Self-supervised Pre-training for Mapping of Archaeological Stone Wall in Historic Landscapes Using High-Resolution DEM Derivatives

Dry-stone walls hold significant heritage and environmental value. Mapping these structures is essential for ecosystem preservation and wildfire management in Australia. Yet, many walls remain unidentified due to their inaccessibility and the high cost of manual mapping. Deep learning-based segmentation offers a scalable solution, but two major challenges persist: (1) visual occlusion of low-lying walls by dense vegetation, and (2) limited labeled data for supervised training.
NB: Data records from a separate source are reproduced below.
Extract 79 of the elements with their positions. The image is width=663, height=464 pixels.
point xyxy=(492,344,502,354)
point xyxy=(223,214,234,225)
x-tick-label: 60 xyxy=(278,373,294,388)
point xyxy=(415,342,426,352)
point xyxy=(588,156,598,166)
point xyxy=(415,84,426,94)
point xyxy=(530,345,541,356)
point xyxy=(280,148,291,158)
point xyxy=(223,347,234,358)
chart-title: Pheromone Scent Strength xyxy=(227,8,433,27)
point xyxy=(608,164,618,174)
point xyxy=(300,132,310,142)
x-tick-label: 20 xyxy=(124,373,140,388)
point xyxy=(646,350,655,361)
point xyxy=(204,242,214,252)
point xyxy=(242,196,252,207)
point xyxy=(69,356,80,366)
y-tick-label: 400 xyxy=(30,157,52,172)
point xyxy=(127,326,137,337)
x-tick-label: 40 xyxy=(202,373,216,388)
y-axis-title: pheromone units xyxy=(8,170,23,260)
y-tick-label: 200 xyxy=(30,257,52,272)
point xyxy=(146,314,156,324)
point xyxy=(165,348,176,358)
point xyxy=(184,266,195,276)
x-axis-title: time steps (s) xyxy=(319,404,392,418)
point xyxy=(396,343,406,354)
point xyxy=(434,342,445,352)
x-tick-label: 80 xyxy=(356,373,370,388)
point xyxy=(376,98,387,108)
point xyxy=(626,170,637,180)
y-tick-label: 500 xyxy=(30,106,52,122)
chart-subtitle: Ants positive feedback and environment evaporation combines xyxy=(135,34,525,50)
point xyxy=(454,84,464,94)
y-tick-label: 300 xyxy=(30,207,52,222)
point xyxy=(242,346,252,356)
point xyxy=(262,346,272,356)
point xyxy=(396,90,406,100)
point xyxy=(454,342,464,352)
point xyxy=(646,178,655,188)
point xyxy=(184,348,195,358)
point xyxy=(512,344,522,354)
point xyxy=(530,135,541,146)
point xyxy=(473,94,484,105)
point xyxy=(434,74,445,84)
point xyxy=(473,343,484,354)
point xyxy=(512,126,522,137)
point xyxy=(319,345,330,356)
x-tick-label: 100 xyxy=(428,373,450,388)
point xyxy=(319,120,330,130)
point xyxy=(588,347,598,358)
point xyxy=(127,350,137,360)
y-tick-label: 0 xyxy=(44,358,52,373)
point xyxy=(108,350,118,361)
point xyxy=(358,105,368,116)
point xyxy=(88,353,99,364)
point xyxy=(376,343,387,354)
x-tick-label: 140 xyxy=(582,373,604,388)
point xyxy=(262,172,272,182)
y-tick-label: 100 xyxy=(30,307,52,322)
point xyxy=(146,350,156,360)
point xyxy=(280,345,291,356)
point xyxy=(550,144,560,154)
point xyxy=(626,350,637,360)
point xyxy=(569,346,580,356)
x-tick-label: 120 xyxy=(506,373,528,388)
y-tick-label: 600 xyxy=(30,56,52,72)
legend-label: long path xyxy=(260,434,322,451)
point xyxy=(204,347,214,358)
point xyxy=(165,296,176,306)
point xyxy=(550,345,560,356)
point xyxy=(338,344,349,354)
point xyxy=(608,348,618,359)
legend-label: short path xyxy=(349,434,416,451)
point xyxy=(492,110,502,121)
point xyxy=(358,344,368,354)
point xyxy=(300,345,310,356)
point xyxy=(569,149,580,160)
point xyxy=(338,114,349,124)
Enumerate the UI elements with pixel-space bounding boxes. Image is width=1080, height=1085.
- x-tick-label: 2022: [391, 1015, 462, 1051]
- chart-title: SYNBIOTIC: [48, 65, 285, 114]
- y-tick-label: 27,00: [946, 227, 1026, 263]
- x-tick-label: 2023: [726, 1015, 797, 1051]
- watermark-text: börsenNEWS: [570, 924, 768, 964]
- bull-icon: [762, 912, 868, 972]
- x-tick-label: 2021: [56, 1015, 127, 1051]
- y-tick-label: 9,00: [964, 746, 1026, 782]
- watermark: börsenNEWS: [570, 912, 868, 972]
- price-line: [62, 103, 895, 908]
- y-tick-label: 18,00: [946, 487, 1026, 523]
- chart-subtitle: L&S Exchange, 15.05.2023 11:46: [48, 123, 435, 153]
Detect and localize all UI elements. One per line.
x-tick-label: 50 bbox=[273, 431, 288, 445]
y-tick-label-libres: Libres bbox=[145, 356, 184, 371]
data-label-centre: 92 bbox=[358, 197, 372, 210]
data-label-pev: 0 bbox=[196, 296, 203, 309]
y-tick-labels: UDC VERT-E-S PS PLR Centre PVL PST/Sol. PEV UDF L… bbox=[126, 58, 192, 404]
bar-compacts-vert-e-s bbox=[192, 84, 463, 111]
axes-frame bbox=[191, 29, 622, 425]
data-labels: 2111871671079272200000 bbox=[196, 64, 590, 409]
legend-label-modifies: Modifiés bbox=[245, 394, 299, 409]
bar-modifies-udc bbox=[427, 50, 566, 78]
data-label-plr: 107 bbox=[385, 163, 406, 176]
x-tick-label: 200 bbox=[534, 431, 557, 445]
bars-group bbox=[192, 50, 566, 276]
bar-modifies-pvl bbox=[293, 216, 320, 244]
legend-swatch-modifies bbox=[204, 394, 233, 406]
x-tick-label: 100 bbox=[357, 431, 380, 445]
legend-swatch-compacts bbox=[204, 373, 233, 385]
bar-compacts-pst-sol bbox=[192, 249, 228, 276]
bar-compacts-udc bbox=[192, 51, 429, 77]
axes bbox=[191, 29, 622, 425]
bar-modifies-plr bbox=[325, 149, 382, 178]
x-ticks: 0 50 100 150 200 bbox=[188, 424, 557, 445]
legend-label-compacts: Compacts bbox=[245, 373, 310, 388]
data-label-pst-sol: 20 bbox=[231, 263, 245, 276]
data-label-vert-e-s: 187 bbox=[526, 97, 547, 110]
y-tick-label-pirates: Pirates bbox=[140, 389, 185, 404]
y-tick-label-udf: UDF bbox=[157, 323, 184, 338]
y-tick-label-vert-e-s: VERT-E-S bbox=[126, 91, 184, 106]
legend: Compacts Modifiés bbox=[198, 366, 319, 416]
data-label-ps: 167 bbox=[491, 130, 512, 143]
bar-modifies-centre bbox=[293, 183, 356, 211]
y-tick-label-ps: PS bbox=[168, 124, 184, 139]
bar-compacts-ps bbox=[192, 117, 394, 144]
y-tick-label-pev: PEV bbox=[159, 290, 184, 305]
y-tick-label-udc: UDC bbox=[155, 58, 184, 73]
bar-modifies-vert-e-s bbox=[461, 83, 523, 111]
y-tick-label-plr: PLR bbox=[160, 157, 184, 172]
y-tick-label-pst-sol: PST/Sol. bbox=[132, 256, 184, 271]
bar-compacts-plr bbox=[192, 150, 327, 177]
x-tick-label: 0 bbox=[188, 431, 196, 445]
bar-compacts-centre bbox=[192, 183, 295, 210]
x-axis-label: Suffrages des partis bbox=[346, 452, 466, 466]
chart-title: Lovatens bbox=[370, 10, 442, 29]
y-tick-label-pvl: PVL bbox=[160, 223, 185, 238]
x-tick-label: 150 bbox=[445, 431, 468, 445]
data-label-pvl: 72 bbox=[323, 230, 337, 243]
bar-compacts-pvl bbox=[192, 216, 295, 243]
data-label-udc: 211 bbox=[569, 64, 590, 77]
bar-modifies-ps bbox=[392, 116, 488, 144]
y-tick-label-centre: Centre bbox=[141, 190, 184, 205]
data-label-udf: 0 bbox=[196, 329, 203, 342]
We propose DINO-CV, a segmentation framework for automatic mapping of low-lying dry-stone walls using high-resolution Airborne LiDAR-derived digital elevation models (DEMs). DEMs overcome visual occlusion by capturing terrain structures hidden beneath vegetation, enabling analysis of structural rather than spectral cues. DINO-CV introduces a self-supervised cross-view pre-training strategy based on knowledge distillation to mitigate data scarcity. It learns invariant visual and geometric representations across multiple DEM derivatives, supporting various vision backbones including ResNet, Wide ResNet, and Vision Transformers. Applied to the UNESCO World Heritage cultural landscape of Budj Bim, Victoria, the method identifies one of Australia's densest collections of colonial dry-stone walls beyond Indigenous heritage contexts. DINO-CV achieves a mean Intersection over Union (mIoU) of 68.6% on test areas and maintains 63.8% mIoU when fine-tuned with only 10% labeled data. These results demonstrate the potential of self-supervised learning on high-resolution DEM derivatives for automated dry-stone wall mapping in vegetated and heritage-rich environments with scarce annotations.